Molecular modeling of HPV16 E5 inhibitor compounds. (A) Molecular model of E5 indicating the position of the rimantadine-binding site. The binding pocket is aligned with lipophilic residues on adjacent trans-membrane domains (Ile44, Leu48, Leu45, Leu23, Leu47, Ile51, Leu48, and Ser41). The left panel shows the top view for rimantadine bound to E5. The right panel indicates a side view of rimantadine bound to E5. For simplicity, only one rimantadine molecule is shown. (B) Predicted ligand binding scores for amantadine, rimantadine, and MV006 against a hexameric E5 molecular model. (C) Comparison of the dose-dependent inhibition of FLAG-E5-mediated CF release by MV006 (black bars) and rimantadine (gray bars) highlighting the differences between the two inhibitors (***, P < 0.001).

Fig 8

Effects of a novel E5 inhibitor on melittin-mediated CF release, FLAG-E5 oligomerization, and membrane insertion. (A) MV006 does not prevent the melittin-induced release of CF from liposomes, as depicted by an endpoint analysis.
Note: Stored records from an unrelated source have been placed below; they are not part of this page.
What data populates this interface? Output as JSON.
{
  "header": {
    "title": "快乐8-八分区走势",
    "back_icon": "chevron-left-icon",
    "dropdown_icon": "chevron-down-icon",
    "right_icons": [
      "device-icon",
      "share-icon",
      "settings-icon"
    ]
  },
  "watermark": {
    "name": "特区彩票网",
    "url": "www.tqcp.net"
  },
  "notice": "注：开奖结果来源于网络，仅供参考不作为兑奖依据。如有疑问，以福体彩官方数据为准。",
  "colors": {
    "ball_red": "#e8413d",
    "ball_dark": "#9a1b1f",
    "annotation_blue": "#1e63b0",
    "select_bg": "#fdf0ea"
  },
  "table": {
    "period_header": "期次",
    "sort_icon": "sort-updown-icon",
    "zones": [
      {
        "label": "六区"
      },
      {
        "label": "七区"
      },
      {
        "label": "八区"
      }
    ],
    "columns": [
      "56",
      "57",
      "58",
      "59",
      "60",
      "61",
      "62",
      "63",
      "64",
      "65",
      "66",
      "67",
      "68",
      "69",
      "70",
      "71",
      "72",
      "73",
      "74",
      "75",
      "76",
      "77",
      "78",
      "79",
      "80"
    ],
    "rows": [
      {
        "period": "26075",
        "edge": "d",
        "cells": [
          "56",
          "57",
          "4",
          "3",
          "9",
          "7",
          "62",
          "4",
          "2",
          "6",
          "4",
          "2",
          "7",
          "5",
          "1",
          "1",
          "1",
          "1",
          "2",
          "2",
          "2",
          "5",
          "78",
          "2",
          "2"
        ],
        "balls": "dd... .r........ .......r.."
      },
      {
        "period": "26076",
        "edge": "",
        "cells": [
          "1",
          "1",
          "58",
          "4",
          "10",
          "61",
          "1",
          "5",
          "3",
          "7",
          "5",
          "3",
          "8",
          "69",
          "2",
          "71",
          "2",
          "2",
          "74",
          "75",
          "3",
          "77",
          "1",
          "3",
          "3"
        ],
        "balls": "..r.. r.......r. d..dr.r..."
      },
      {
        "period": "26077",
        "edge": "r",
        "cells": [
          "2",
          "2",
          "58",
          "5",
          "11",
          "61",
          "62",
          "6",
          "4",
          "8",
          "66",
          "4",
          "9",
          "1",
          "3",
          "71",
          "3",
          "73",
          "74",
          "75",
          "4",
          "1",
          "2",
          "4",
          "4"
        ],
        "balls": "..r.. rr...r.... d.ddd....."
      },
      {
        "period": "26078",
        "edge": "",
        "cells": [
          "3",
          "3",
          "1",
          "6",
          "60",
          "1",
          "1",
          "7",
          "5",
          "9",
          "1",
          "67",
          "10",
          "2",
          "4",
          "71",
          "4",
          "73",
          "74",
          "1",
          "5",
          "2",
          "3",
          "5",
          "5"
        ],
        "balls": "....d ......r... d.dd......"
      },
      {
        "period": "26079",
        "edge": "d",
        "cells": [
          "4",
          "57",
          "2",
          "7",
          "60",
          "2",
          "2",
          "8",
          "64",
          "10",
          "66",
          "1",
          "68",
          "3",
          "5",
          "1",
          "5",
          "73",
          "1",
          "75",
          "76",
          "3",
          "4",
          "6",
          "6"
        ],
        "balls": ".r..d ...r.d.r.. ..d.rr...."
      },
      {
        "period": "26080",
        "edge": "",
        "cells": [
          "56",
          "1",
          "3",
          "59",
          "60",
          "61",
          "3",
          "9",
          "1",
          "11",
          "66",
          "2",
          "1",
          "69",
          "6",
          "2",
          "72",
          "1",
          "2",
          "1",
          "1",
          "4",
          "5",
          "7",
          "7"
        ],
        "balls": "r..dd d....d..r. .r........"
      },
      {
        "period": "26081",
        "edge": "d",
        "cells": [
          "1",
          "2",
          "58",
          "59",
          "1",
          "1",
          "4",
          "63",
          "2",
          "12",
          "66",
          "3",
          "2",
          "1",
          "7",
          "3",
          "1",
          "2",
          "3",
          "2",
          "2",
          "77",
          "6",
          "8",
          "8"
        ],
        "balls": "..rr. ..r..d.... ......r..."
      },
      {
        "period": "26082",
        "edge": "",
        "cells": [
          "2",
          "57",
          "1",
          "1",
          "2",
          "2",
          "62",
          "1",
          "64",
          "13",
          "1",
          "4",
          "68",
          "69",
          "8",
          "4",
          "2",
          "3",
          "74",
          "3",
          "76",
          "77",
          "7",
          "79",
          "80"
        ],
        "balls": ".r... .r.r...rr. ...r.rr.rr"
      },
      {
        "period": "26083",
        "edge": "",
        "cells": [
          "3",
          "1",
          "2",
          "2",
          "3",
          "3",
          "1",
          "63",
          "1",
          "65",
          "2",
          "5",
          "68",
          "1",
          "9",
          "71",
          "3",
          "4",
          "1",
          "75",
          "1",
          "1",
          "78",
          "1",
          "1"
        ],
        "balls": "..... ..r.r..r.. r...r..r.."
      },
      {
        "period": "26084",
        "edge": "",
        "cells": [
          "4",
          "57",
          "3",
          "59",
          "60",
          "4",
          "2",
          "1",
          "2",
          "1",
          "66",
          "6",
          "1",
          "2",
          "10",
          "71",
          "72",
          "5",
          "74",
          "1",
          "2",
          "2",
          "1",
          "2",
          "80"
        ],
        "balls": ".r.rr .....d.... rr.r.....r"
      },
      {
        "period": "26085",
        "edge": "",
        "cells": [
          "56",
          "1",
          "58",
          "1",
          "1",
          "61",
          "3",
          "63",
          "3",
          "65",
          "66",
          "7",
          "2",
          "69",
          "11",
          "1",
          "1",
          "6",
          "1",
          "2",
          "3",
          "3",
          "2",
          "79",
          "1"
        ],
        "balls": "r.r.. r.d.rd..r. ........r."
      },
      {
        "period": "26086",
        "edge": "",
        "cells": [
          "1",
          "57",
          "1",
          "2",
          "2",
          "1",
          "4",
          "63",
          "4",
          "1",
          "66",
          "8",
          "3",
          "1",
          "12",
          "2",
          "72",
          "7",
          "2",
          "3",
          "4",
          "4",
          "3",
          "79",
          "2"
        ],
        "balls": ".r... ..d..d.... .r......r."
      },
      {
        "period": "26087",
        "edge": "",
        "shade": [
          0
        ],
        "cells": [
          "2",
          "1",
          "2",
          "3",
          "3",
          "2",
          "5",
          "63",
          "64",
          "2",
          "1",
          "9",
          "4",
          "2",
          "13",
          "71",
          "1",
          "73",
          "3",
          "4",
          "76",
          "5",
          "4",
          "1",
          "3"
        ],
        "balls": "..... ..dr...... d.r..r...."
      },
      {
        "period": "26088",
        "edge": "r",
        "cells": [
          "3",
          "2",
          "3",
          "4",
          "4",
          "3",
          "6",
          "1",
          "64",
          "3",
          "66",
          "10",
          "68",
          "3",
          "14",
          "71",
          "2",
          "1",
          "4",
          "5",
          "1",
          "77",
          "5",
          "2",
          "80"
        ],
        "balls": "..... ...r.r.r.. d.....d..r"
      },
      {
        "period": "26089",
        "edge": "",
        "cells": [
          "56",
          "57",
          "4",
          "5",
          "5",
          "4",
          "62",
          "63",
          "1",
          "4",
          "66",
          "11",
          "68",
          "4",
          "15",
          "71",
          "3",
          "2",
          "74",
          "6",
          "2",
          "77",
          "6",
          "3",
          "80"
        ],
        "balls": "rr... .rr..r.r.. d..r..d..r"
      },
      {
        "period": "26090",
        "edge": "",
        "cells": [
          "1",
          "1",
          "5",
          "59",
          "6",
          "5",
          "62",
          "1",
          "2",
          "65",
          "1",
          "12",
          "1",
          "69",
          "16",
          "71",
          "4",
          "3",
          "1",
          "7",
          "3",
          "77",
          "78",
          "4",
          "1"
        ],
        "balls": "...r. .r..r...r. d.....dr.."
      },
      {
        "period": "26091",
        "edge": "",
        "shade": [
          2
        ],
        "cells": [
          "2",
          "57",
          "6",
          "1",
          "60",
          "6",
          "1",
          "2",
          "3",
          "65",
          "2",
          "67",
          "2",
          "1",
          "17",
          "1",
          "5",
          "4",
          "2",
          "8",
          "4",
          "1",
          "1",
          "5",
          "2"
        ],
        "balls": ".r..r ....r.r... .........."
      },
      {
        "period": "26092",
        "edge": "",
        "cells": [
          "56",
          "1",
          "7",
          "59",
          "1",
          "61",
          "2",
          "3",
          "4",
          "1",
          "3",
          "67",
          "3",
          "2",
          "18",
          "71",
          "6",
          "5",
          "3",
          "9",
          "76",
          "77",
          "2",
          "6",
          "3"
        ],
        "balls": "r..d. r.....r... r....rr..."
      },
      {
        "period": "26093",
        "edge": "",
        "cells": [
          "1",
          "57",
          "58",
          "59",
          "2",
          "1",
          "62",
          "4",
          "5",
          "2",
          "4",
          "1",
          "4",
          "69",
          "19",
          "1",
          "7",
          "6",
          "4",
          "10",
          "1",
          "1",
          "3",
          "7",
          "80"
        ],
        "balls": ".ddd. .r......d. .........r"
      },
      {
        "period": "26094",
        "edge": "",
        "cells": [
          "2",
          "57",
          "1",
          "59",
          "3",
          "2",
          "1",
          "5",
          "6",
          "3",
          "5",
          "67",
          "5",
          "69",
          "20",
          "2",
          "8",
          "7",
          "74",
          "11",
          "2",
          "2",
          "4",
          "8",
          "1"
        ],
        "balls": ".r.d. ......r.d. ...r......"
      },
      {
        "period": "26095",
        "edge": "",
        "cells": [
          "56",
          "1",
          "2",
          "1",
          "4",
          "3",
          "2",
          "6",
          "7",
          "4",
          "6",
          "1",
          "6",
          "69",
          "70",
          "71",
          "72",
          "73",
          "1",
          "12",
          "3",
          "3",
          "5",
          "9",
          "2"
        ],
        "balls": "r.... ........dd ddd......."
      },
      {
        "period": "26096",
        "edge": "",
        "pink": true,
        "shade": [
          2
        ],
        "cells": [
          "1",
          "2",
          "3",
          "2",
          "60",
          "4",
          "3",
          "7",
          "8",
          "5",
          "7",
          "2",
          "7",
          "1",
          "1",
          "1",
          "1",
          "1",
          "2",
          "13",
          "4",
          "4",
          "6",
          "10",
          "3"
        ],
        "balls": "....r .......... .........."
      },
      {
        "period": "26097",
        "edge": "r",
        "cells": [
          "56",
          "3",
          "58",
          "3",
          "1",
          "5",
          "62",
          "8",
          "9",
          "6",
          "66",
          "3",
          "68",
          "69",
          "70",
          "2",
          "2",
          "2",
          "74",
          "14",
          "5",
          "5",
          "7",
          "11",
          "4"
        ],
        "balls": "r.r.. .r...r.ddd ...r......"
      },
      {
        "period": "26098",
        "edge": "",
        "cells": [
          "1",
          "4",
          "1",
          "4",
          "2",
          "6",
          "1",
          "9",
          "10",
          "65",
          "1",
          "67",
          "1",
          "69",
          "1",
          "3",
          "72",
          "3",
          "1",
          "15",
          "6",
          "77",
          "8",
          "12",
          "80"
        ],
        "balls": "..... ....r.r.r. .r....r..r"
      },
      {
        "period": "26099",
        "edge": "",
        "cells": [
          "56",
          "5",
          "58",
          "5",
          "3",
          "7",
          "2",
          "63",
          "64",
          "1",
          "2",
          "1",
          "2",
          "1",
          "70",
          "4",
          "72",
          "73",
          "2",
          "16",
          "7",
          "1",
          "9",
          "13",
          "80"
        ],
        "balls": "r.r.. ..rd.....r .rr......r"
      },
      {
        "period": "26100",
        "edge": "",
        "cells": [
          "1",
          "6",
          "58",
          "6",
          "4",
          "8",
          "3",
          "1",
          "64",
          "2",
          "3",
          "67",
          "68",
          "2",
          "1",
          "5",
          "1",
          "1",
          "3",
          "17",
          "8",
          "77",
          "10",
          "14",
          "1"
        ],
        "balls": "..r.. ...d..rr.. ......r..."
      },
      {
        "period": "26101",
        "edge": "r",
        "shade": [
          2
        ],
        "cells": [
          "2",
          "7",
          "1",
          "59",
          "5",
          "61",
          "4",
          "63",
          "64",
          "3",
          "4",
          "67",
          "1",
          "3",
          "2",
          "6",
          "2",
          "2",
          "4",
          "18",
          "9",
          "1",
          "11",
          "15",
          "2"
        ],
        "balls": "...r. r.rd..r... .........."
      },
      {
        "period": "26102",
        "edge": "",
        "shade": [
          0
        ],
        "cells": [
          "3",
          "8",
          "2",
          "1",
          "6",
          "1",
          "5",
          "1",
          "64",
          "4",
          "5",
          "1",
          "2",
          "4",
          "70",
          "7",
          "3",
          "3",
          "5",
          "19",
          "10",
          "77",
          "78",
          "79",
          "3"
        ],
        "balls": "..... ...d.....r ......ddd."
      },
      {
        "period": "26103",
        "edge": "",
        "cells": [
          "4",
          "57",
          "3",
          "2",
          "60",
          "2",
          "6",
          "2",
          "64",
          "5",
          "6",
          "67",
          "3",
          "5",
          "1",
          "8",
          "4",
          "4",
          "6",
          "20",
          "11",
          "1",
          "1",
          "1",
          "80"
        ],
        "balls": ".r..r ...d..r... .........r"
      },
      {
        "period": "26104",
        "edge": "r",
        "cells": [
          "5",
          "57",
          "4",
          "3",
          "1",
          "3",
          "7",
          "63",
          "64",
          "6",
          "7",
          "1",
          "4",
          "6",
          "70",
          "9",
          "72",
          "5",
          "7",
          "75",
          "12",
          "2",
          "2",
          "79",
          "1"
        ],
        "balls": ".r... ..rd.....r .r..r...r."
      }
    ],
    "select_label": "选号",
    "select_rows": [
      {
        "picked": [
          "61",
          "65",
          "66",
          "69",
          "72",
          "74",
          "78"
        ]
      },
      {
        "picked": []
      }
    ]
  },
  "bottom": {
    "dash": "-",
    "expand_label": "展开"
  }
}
Error bars represent standard deviations of the means, and the statistical significance of CF release was assessed by a one-way ANOVA compared to the melittin (M) control in the absence of compound (***, P < 0.001). Initial rates for liposomes alone (L), the DMSO solvent control (D), and Triton X-100 (T) are also shown. (B) Oligomerization of the FLAG-E5 protein. Mild detergents were tested for their abilities to induce the oligomerization of FLAG-p7 and FLAG-E5 using native PAGE. DHPC induced the oligomerization of both FLAG-p7 and FLAG-E5, whereas LMPG did not. The addition of MV006 (4 mM) did not impair FLAG-E5 oligomerization. The a asterisk indicates the detergent front. (C) Membrane association of FLAG-E5 in the presence of MV006. Anti-FLAG Western blots from fractionated discontinuous Ficoll gradients are shown from fractions 1 to 9. The presence of MV006 (4 mM) had no inhibitory effect on membrane insertion.

Fig 9

Viroporin inhibitors decrease ERK phosphorylation in E5-expressing cells. (A) HaCaT cells stably expressing HPV16 E5 or an empty plasmid were preincubated with MV006 (100 mM), rimantadine (100 mM), or the DMSO carrier for 1 h prior to stimulation with recombinant EGF (100 ng/ml). Cells were lysed, and equal amounts of protein were analyzed by SDS-PAGE. The levels of phosphorylated ERK (P-ERK) were determined by Western blotting. (B) Quantitative analysis of data from panel A using ImageJ software analysis to compare levels of phosphorylated ERK to total levels of ERK.